Taş düşüren kişilerde, tekrar taş oluşma riskinin 5 yıl içinde, yüzde 50 olduğunu hatırlatan Doç. Dr. Alkan, “10 yılda bu artık yüzde 80-90’a ulaşıyor. Dolayısıyla taşı bir kere düşürdükten sonra tekrarlama riski yarı yarıya var. Bu konunun önemi çok büyük. Ayrıca bir kere Mini-Perc yöntemiyle tedavi edilen kişide tekrar taş oluşsa bile yine aynı yöntem kullanılarak tedavi edilebilir” şeklinde konuştu.

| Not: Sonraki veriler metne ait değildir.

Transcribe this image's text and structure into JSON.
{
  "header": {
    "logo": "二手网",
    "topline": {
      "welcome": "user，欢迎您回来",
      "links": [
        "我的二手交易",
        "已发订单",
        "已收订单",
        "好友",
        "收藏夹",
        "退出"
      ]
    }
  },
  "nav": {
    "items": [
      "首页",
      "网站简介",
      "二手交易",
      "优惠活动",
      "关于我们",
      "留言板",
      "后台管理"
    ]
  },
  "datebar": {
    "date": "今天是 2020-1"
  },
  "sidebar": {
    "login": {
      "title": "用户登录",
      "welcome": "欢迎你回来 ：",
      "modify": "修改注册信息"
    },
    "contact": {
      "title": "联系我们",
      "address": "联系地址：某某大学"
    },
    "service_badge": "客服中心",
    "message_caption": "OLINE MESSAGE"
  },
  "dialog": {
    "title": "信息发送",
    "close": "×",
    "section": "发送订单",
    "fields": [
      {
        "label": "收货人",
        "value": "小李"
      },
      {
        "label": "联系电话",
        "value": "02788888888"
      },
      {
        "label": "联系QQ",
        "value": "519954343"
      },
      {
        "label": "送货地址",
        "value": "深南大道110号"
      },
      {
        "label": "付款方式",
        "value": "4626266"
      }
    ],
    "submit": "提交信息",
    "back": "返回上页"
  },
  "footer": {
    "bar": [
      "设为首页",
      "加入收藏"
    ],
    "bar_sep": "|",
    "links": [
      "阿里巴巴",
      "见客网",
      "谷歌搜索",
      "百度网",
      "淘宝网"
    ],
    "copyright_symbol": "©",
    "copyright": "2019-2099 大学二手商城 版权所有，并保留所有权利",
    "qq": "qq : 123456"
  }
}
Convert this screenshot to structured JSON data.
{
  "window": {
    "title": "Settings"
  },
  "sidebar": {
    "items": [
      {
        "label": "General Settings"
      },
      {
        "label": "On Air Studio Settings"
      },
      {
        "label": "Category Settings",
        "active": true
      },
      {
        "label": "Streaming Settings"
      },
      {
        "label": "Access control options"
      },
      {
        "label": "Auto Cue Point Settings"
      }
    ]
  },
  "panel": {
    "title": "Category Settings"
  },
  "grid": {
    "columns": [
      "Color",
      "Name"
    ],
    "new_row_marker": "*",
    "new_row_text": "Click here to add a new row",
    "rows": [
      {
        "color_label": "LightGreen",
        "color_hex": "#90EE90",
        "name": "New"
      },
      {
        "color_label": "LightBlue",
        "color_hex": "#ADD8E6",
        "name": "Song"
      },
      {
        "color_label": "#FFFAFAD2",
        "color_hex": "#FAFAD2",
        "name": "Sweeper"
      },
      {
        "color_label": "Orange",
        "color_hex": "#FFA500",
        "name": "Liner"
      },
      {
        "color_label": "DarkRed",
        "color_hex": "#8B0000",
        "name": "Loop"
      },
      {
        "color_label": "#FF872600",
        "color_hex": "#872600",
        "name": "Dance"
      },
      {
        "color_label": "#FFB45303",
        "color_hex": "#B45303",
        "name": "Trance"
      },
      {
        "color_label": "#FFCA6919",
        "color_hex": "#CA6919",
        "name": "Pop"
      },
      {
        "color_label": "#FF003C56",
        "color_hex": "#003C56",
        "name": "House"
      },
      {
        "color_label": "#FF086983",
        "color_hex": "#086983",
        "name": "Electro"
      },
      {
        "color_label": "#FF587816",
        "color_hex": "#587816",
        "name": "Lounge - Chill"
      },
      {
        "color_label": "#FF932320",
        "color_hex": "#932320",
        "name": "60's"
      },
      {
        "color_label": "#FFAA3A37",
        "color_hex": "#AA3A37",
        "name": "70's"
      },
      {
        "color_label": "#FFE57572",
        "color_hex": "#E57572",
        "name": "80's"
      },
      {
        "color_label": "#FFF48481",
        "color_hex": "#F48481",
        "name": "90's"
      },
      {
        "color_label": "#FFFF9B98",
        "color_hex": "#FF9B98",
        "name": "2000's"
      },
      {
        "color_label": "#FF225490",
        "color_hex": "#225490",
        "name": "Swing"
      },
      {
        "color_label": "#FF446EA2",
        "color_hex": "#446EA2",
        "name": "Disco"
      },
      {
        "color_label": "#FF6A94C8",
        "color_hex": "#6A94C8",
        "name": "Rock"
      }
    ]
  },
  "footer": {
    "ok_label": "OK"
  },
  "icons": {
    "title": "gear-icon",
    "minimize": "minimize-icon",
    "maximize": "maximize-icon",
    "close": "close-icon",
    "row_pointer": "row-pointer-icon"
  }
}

Taş cerrahi tedaviyle tamamen alınsa bile hastaların rutin takip edilmesinin, taş analizinin ve metabolik incelemelerin yapılmasının önemini ifade eden Yeditepe Üniversitesi Hastaneleri Üroloji Uzmanı Doç. Dr. İlter Alkan, “Taşın hangi tipte olduğunun tespit edilmesi sonraki dönemler için alınacak önlemler açısından önemlidir ki bu analiz çoğunlukla ihmal ediliyor. Yapılacak metabolik (kan ve idrar analizleri) araştırmalarla taşın tekrarlanmaması için gerekirse ilaç tedavisine başlıyor ve hastanın yaşam tarzında (diyet gibi) yapması gereken değişiklikler konusunda uyarılarda bulunuyoruz. Taş oluşumuna sebep olan nedenler arasında ise az sıvı tüketmek, obezite ve yanlış yapılan diyetler sıralanabilir” diyerek sözlerini noktaladı.